In the years since the Scout took to the skies, but particularly after 9/11, Israel has become one of the world's leading UAV manufacturers, second only to the United States.
The Israeli Defense Ministry's defense export and defense cooperation arm, known as SIBAT, says Israel's export of counter-terrorism systems, including UAVs, has risen from $2 billion a year 10 years ago to nearly $7 billion.
Defense experts expect the export of counter-terrorism systems to increase.
"The threats aren't getting any smaller," SIBAT Deputy Director Itamar Graff told Bamahane, the armed forces' magazine.
"We constantly cope with terrorist threats …The world's moving in the direction of dealing with terrorist threats.
"On issues such as home front protection, shore security and missile defense, people from around the world come to learn from us," Graff said.
"We're dealing with a variety of possible threats and we'll continue to be a dominant and significant factor in the world."

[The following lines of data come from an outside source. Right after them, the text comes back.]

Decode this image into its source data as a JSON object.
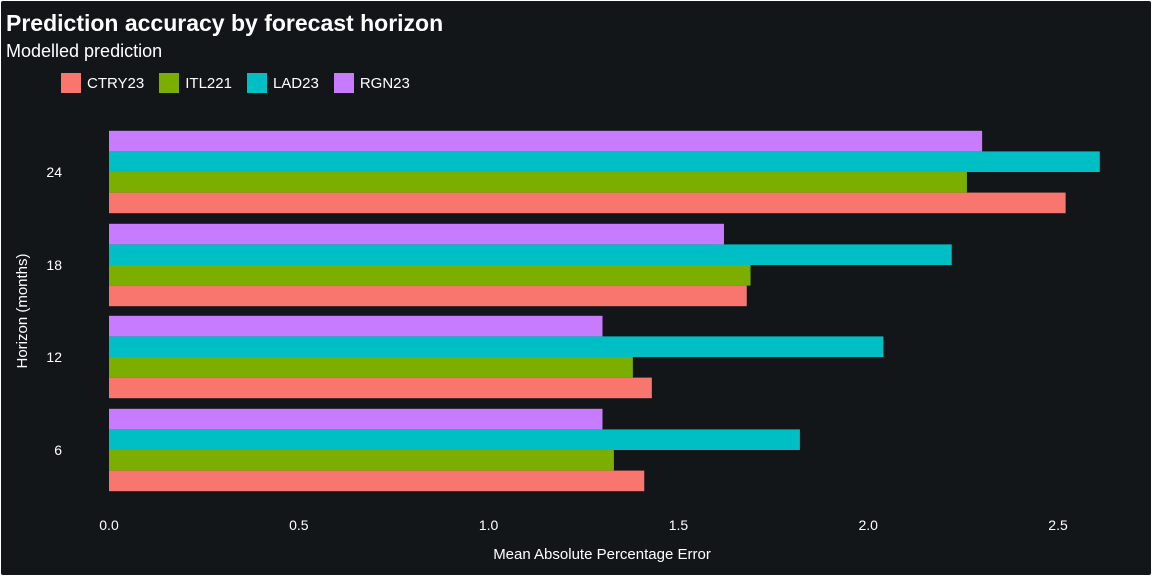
{
  "title": "Prediction accuracy by forecast horizon",
  "subtitle": "Modelled prediction",
  "colors": {
    "background": "#131619",
    "text": "#ffffff"
  },
  "chart_data": {
    "type": "bar",
    "orientation": "horizontal",
    "title": "Prediction accuracy by forecast horizon",
    "subtitle": "Modelled prediction",
    "xlabel": "Mean Absolute Percentage Error",
    "ylabel": "Horizon (months)",
    "xlim": [
      0,
      2.6
    ],
    "x_ticks": [
      "0.0",
      "0.5",
      "1.0",
      "1.5",
      "2.0",
      "2.5"
    ],
    "grid": false,
    "legend_position": "top-left",
    "categories": [
      "6",
      "12",
      "18",
      "24"
    ],
    "series": [
      {
        "name": "CTRY23",
        "color": "#F8766D",
        "values": [
          1.41,
          1.43,
          1.68,
          2.52
        ]
      },
      {
        "name": "ITL221",
        "color": "#7CAE00",
        "values": [
          1.33,
          1.38,
          1.69,
          2.26
        ]
      },
      {
        "name": "LAD23",
        "color": "#00BFC4",
        "values": [
          1.82,
          2.04,
          2.22,
          2.61
        ]
      },
      {
        "name": "RGN23",
        "color": "#C77CFF",
        "values": [
          1.3,
          1.3,
          1.62,
          2.3
        ]
      }
    ]
  }
}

The Scout was retired in 2004. It was replaced by, among others, IAI's Searcher, which carried advanced navigation, communication and sensor systems and is in service with 10 countries.
IAI has since developed the long-endurance, 1-ton Heron that can operate at altitudes of 30,000 feet and can loiter over targets for 24 hours.
The Heron Turbo Prop, known as the Eitan, introduced into military service with Squadron 210 in February 2010, is the air force's largest and most sophisticated unmanned aerial system.
Its takeoff weight is 5 tons and can carry payloads of 2,200 pounds. It has a wingspan of 84 feet, about the same as a Boeing 737. It can stay airborne for 24 hours and has a range of around 650 miles.